Tuesday, September 14, 2010

Java Crashing in libc.so.6

I must share this horrible experience although it is not directly related to programming. But I hope that article will be helpful for somebody.

I use Java in my browser for practical things like digital signing of requests when communicating with offices and banks. I use it very often and without any serious problems. Of course I had to configure my truststore and keystore and I also have two versions of extension (jre/lib/ext) directory, because different offices and banks use different versions of the IAIK library. But it is another story.

But one nice morning when I tried to connect to a page containing an applet, my Java console window (which I have configured to be always started) flashed and the entire browser crashed. I used Java JDK 1.6.0_04 (32bit on 64bit Linux machine - kernel 2.6.23).

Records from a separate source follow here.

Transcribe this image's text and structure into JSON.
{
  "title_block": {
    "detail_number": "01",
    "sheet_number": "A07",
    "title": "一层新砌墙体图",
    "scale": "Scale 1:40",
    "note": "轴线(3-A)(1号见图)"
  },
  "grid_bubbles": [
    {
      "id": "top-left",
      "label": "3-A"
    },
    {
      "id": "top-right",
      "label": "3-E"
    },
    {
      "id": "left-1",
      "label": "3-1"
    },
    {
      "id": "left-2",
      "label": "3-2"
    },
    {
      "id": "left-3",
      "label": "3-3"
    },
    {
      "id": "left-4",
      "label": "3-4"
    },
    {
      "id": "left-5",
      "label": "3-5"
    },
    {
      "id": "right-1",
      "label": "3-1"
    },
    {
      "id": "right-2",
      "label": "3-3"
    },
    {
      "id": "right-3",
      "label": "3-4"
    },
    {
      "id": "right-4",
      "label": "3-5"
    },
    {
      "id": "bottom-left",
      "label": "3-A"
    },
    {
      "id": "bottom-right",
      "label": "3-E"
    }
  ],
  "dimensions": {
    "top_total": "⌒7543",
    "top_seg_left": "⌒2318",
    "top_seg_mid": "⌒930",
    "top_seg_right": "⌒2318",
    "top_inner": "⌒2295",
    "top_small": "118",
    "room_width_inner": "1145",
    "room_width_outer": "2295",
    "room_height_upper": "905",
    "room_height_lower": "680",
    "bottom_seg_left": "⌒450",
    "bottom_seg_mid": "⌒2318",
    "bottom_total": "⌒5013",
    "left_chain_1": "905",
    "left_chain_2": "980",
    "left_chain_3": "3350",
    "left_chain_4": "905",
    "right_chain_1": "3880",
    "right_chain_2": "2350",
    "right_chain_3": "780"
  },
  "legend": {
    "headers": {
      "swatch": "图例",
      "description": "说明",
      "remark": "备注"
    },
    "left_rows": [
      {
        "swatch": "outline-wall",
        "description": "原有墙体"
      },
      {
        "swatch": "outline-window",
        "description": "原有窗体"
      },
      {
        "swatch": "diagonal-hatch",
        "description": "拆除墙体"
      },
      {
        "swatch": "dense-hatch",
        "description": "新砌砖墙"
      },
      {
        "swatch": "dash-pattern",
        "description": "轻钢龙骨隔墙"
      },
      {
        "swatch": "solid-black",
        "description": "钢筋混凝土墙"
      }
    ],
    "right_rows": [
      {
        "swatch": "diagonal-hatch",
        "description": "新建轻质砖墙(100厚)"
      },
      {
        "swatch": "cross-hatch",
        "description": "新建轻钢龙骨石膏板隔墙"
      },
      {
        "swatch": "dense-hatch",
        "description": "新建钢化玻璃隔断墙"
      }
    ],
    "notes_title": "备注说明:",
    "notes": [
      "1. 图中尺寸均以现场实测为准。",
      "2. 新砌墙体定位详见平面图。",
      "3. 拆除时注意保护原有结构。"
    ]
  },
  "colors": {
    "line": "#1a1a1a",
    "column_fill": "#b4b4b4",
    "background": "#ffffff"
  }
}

I tried again and again, but with the same result - crash. After a while I found, that there are generated files with name "hs_err_pidXXXX.log" wher XXXX was a PID of the process which crashed. I looked into it - it began with these lines:


#
# An unexpected error has been detected by Java Runtime Environment:
#
# SIGSEGV (0xb) at pc=0x0094a8ac, pid=5587, tid=4108254096
#
# Java VM: Java HotSpot(TM) Client VM (10.0-b19 mixed mode, sharing linux-x86)
# Problematic frame:
# C [libc.so.6+0x718ac] memcpy+0x1c
#
# If you would like to submit a bug report, please visit:
# http://java.sun.com/webapps/bugreport/crash.jsp
# The crash happened outside the Java Virtual Machine in native code.
# See problematic frame for where to report the bug.
#


And then a lot of stack traces, thread states and so on, which I was not interested.

So it looked like a problem in libc.so.6 ! It was strange, because I used Java in my browser a day before without problems.

I realized that was the time to upgrade my browser, so I tried these steps:

  • updating from FireFox 3.0 to FireFox 3.6 - hmm, the Java plugin (libjavaplugin_oji.so) did not worked

  • updating from JDK 1.6.0_04 to JDK 1.6.0_21 - hmm, the Java plugin (libjavaplugin_oji.so) still did not worked - using info at FireFox Java Plugin Doc

  • Finally I found info about new Java plugin technology here, so Java was able to start in FireFox 3.6, but crashed again - only the Java process, not FireFox, but I needed Java...



I tried to clear all my FireFox user profile (including cache, cookies..) - but Java crashed again.

I tried to clear all my Java user profile data - but the result was the same - crash!

I even simulated crash with Java only - no browser plugin. So now it seemed that problem is not in the plugin or browser at all.

There was still the same info in the hserr_pidXXXX.log - "problematic frame in libc.so.6". Ok, it was the time to look at this.

I found that I use libc-2.7.so. It seemed that problem could be there. OK, I had to try to compile the newest version of it and try to start Java with it (certainly I could not change the core library for the whole system !!)

(Un)Fortunately I could not compile the libc sources.
It was horrible - only reinstalling the whole system was my last chance to bring Java to life again.

I looked into the log file again and tried to decompile the info there:


Stack: [0xf4d9f000,0xf4df0000], sp=0xf4d6e0f4, free space=-196k
Native frames: (J=compiled Java code, j=interpreted, Vv=VM code, C=native code)
C [libc.so.6+0x718ac] memcpy+0x1c
C [libc.so.6+0x59c01] _IO_getline+0x41
C [libc.so.6+0x6236b] fgets_unlocked+0x5b
C [libnss_files.so.2+0x3045]
C [libnss_files.so.2+0x382b] _nss_files_gethostbyname2_r+0xdb


The last line was a little sun in dark. It looked like a problem when translating DNS names to IP addresses using file - /etc/hosts !

I looked into /etc/hosts and I was surprised - there were two lines (records) with duplicating host names:
127.0.0.1 localhost localhost localhost .....
The whole file had 3.3MB in size !! That was the reason that it crashed in the libc - it was an overflow error caught by the system and killing the process !

And why Java only was crashing ? Maybe other applications would crash soon as well. Java was crashing just after the start, because it tried to resolve DNS names stored in the cache - in the cache of loaded applets - that was the reason !!

Uff, I was very happy, that the solution was so simple at the end.